Resolve Salvage & Fire, appointed by the owners and insurers of the Rena are using specialist heavy-lifting equipment to remove cargo, wreck and container debris over approximately 10,000 square metres from around the wreck.
This work would enable scientists to undertake a more detailed study of the surface of the reef to help determine what if any contaminants remain trapped. Resolve will manage the removal of identified contaminants.
Professor Battershill said that the work is being carried out as quickly as possible but a full analysis would take time.
"We are working hard to get more information for the public as soon as we can. Once all the sampling, testing and analysis has taken place it is likely to be March when we will next be able to provide an update."
The ship split in two in early January last year and salvage operations before that had been unable to reach the containers as they were in the lower holds and inaccessible.

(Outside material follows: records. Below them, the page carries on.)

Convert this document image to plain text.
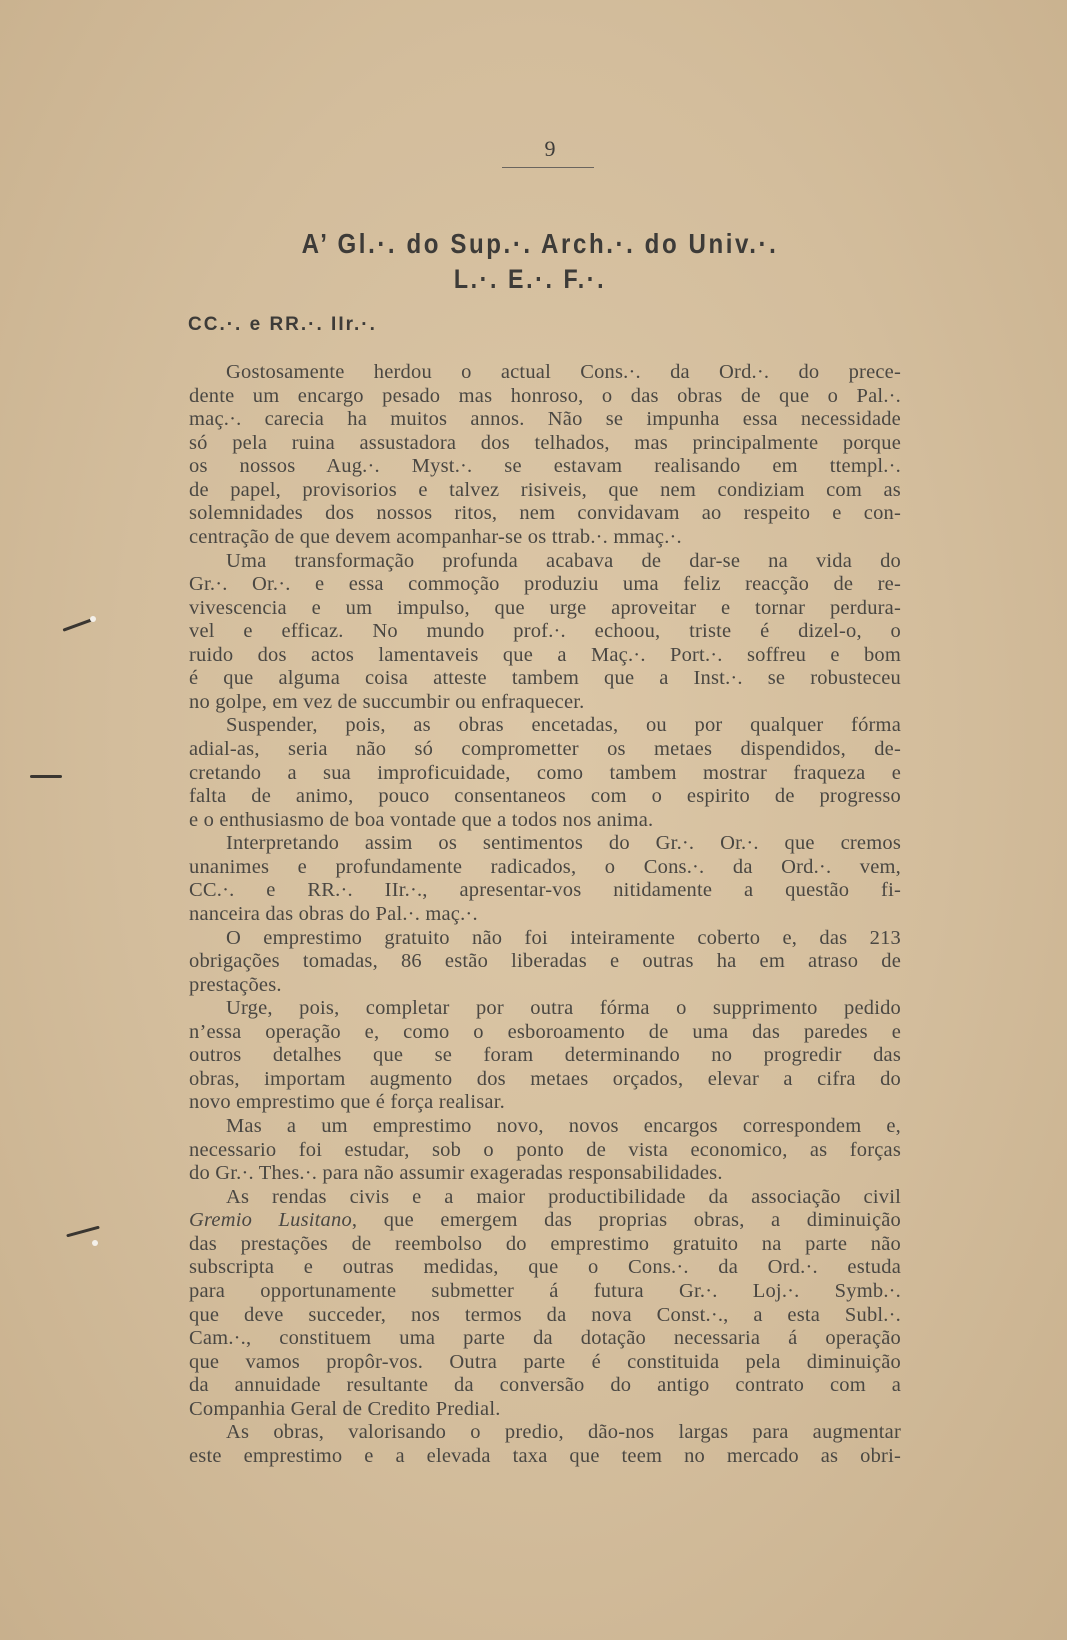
9
A’ Gl.·. do Sup.·. Arch.·. do Univ.·.
L.·. E.·. F.·.
CC.·. e RR.·. IIr.·.
Gostosamente herdou o actual Cons.·. da Ord.·. do prece-
dente um encargo pesado mas honroso, o das obras de que o Pal.·.
maç.·. carecia ha muitos annos. Não se impunha essa necessidade
só pela ruina assustadora dos telhados, mas principalmente porque
os nossos Aug.·. Myst.·. se estavam realisando em ttempl.·.
de papel, provisorios e talvez risiveis, que nem condiziam com as
solemnidades dos nossos ritos, nem convidavam ao respeito e con-
centração de que devem acompanhar-se os ttrab.·. mmaç.·.
Uma transformação profunda acabava de dar-se na vida do
Gr.·. Or.·. e essa commoção produziu uma feliz reacção de re-
vivescencia e um impulso, que urge aproveitar e tornar perdura-
vel e efficaz. No mundo prof.·. echoou, triste é dizel-o, o
ruido dos actos lamentaveis que a Maç.·. Port.·. soffreu e bom
é que alguma coisa atteste tambem que a Inst.·. se robusteceu
no golpe, em vez de succumbir ou enfraquecer.
Suspender, pois, as obras encetadas, ou por qualquer fórma
adial-as, seria não só comprometter os metaes dispendidos, de-
cretando a sua improficuidade, como tambem mostrar fraqueza e
falta de animo, pouco consentaneos com o espirito de progresso
e o enthusiasmo de boa vontade que a todos nos anima.
Interpretando assim os sentimentos do Gr.·. Or.·. que cremos
unanimes e profundamente radicados, o Cons.·. da Ord.·. vem,
CC.·. e RR.·. IIr.·., apresentar-vos nitidamente a questão fi-
nanceira das obras do Pal.·. maç.·.
O emprestimo gratuito não foi inteiramente coberto e, das 213
obrigações tomadas, 86 estão liberadas e outras ha em atraso de
prestações.
Urge, pois, completar por outra fórma o supprimento pedido
n’essa operação e, como o esboroamento de uma das paredes e
outros detalhes que se foram determinando no progredir das
obras, importam augmento dos metaes orçados, elevar a cifra do
novo emprestimo que é força realisar.
Mas a um emprestimo novo, novos encargos correspondem e,
necessario foi estudar, sob o ponto de vista economico, as forças
do Gr.·. Thes.·. para não assumir exageradas responsabilidades.
As rendas civis e a maior productibilidade da associação civil
Gremio Lusitano, que emergem das proprias obras, a diminuição
das prestações de reembolso do emprestimo gratuito na parte não
subscripta e outras medidas, que o Cons.·. da Ord.·. estuda
para opportunamente submetter á futura Gr.·. Loj.·. Symb.·.
que deve succeder, nos termos da nova Const.·., a esta Subl.·.
Cam.·., constituem uma parte da dotação necessaria á operação
que vamos propôr-vos. Outra parte é constituida pela diminuição
da annuidade resultante da conversão do antigo contrato com a
Companhia Geral de Credito Predial.
As obras, valorisando o predio, dão-nos largas para augmentar
este emprestimo e a elevada taxa que teem no mercado as obri-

Of the 1368 containers carried on board at the time of the grounding, 1007 have been recovered.
Resolve is using specialist heavy-lifting equipment to remove the large amounts of remaining cargo, wreck and container debris from an area approximately 10,000 square metres around the wreck.
More than 256 tonnes of debris has been removed in the last month.
Studies into the environmental, cultural, economic and safety impacts of the different options for dealing with the wreck were near complete.
A further round of community consultation will be held in late next month, before a final decision is made.